Жизнь продолжается, и просто надо идти дальше, не оглядываясь.

– Что, Сивка-Бурка? Осталось день простоять да ночь продержаться? – сказала Маша своему отражению и, подмигнув, привычно растянула губы в театральную улыбку: – Они – алле-гоп, а мы – вуаля! Излучаем счастье!

Глава 2

Понаехали

Утром, когда пожитки были собраны, пульт, заботливо завёрнутый в плед, и инструменты в кофрах заняли почётные места в фургоне, Алёше позвонил отец. Как обычно, сухо, для галочки, осведомился:

– Как дела?

– Нормально.

– Спина, ноги?

– Лучше.

– Домой собираешься?

– Пока нет. – Алёша помолчал, но всё же с неохотой сообщил: – Я в Москву еду. Сегодня.

– Зачем?

– На конкурс «V-персона». Буду петь.

– Что ещё за бредни? – В голосе отца послышалось раздражение.

– Меня пригласили…

– Не выдумывай! – оборвал его отец. – Терпеть не могу, когда ты врёшь!

– Даже не собирался.

– Алексей! Не ёрничай! – Голос на том конце наливался напряжением, как клещ кровью на коже.
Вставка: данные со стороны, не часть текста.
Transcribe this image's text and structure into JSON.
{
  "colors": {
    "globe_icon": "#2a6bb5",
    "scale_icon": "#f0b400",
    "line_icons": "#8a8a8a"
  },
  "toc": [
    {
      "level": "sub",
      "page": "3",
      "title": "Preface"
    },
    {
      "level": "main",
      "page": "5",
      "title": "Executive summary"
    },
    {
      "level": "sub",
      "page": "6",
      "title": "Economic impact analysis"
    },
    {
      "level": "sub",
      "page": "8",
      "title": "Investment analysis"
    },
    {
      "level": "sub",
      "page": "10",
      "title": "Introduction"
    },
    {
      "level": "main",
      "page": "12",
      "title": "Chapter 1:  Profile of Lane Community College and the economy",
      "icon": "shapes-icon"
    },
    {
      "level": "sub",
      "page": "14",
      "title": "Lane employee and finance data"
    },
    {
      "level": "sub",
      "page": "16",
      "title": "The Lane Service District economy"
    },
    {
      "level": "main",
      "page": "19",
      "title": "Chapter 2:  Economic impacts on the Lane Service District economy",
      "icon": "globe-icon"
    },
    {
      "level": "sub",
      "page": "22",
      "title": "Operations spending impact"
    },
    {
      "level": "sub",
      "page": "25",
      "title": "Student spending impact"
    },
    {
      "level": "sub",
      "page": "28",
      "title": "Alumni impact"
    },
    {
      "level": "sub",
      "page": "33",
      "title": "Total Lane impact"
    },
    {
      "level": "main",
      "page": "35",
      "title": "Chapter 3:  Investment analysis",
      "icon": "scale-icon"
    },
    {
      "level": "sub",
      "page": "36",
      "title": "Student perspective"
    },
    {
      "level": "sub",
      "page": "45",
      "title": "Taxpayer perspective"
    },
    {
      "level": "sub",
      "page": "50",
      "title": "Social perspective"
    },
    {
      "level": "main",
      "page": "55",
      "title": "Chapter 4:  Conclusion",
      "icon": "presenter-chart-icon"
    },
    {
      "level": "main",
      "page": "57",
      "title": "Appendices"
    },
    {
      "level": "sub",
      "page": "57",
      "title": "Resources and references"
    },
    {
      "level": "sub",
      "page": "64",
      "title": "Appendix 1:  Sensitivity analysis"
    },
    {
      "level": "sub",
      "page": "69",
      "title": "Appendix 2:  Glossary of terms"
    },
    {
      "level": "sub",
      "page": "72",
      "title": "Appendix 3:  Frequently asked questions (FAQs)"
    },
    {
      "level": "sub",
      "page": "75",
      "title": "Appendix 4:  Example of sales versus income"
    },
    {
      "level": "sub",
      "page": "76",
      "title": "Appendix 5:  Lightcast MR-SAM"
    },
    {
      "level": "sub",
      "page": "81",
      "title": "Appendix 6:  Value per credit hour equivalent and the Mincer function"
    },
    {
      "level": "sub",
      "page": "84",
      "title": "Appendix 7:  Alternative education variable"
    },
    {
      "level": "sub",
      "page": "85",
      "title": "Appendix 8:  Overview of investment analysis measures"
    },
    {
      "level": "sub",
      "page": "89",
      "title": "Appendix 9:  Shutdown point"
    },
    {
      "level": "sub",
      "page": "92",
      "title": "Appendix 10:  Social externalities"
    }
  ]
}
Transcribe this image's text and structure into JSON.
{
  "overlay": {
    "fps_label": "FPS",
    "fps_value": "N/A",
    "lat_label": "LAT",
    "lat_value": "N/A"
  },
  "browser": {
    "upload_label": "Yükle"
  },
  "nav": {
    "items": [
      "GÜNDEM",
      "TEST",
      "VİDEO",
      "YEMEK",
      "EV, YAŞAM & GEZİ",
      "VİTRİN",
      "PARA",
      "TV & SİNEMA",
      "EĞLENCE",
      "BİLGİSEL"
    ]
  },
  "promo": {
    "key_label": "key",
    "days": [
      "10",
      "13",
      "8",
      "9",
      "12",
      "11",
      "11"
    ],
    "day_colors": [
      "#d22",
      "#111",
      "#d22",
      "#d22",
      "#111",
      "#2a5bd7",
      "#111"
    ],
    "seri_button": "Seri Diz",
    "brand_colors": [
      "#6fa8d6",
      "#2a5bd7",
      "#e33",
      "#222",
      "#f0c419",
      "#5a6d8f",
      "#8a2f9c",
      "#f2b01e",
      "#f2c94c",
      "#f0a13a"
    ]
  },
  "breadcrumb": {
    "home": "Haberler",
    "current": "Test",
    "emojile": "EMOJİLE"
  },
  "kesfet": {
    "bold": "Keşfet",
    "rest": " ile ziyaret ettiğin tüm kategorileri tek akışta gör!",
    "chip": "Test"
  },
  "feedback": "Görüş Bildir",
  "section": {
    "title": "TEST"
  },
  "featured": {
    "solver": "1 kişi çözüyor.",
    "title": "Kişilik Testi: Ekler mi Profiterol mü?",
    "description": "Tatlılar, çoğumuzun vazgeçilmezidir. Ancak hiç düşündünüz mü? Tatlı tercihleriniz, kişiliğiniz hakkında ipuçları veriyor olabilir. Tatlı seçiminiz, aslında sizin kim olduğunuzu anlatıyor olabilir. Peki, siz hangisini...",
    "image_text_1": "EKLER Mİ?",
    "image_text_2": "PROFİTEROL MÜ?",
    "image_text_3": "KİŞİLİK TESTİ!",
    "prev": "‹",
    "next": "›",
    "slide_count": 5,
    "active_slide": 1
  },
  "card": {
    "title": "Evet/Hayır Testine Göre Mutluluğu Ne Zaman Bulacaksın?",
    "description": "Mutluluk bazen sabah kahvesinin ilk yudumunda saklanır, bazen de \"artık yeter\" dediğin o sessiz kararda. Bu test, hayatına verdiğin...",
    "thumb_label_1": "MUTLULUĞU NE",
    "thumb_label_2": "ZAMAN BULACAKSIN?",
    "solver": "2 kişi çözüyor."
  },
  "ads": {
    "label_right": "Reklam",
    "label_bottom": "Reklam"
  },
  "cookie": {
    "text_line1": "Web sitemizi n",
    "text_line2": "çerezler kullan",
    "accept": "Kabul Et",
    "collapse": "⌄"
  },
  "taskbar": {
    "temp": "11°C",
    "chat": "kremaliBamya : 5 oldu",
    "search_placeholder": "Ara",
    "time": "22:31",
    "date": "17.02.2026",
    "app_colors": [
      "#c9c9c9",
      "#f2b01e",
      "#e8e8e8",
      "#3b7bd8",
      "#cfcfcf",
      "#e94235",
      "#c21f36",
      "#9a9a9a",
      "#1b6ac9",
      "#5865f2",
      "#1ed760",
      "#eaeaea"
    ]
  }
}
Похоже, отец слышал только себя. Как в старые «добрые» времена. Застыл в прыжке на воображаемую жертву, как саблезубый тигр в глыбе вечного льда. Такие не меняются.

Алёша промолчал. Ему было противно.

Отец продолжал давить:

– Всё лето болтаешься на море, я тебе хоть слово сказал?! За ум не пора взяться? Не пацан уже! Через неделю первое сентября.

– Что ты от меня хочешь? – терпеливо спросил Алёша.

– Как что? Я тебе говорю, а ты, как глухой, честное слово. Как с тобой можно разговаривать?! Я договорился с ректором – тебя восстановят. Сдавать вступительные экзамены не надо. Сразу учиться пойдёшь.

– Куда учиться?

– В Академию Госслужбы, конечно. Куда ещё?

Алёша вздохнул и присел на прохладный с ночи песок. Переложив смартфон в другую руку, он сказал:

– Спасибо за заботу. Не стоило. Чиновника из меня не выйдет.

– А кто выйдет? Бомж? Поп? С ним как с человеком говоришь, а он…

– Оте-ец! – пытаясь достучаться, чуть повысил голос Алёша. – Остановись! На секунду. Я хочу, чтобы ты меня услышал.

– И что? Хорошо, я тебя слушаю – что ты хочешь сказать? – Отец балансировал на грани скандального взрыва.

– Я буду заниматься музыкой. Я, правда, этого хочу. У меня получается.

– Да когда же эта хрень из твоей головы вылетит?! – вскипел тот.

Ожидаемое разочарование прокатилось по всему телу Алёши – этот разговор был слишком предсказуем и оттого бессмыслен. Алёша отвел на секунду телефон от уха, потом прижал к себе и хотел было бросить его, как гальку в море, но сдержавшись ответил:

– Никогда.

– Ты, похоже, забыл, на чьи деньги живёшь, – угрожающе начал отец.

– Почти всё лето я прожил на то, что заработал сам. Пением.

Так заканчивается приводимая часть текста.